Very far from discredited, as you seem to want to claim (with no evidence). Difficult to study != disproven

2 comments

I’m not claiming it is discredited, but you seem to think that it must be either discredited or proven.

My position is that the extended difficulty over the past hundred years in supporting it scientifically means it is in essence not a science. It is too complex to measure using these means and so science in pursuit of “proving the efficiency of psychiatric treatments” where psychiatric treatments are anything more than medications is largely a waste of time and effort, and will remain so until or unless we develop better methods of addressing complexity in a rigorous way.

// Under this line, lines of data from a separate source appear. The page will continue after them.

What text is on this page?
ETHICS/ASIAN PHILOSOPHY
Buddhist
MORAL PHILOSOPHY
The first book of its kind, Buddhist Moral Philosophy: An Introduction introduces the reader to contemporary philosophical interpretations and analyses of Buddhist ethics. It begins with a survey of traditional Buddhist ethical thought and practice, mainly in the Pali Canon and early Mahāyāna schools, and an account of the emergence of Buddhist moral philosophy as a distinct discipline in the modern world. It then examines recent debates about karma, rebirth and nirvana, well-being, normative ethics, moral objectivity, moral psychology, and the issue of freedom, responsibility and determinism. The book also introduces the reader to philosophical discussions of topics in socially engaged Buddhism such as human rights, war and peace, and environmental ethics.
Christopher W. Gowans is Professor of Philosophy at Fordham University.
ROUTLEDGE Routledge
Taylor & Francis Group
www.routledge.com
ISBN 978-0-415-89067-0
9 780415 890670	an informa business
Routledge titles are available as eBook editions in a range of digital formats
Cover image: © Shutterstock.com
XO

That seems like a reasonable position to me. I’m mostly here because psychoanalysis gets an unfair rep. People say it’s not science or it’s discredited and they mean that it’s junk, but it is not junk, and there is no reason to think so.
I wonder what this person thinks of SSRIs if they think what they’ve shown proves that psychoanalysis is discredited
SSRIs were demonstrated using medical science. The study referenced here is hot garbage, and I’m not excited to spend my day digging for counterfactuals in meta-analyses of questionable science.

The reproducibility of the studies feeding into the meta analysis is less than 50/50. Why bother to perform a meta-analysis on noise? The fact that people do tells you a lot about the state of psychiatry as a science.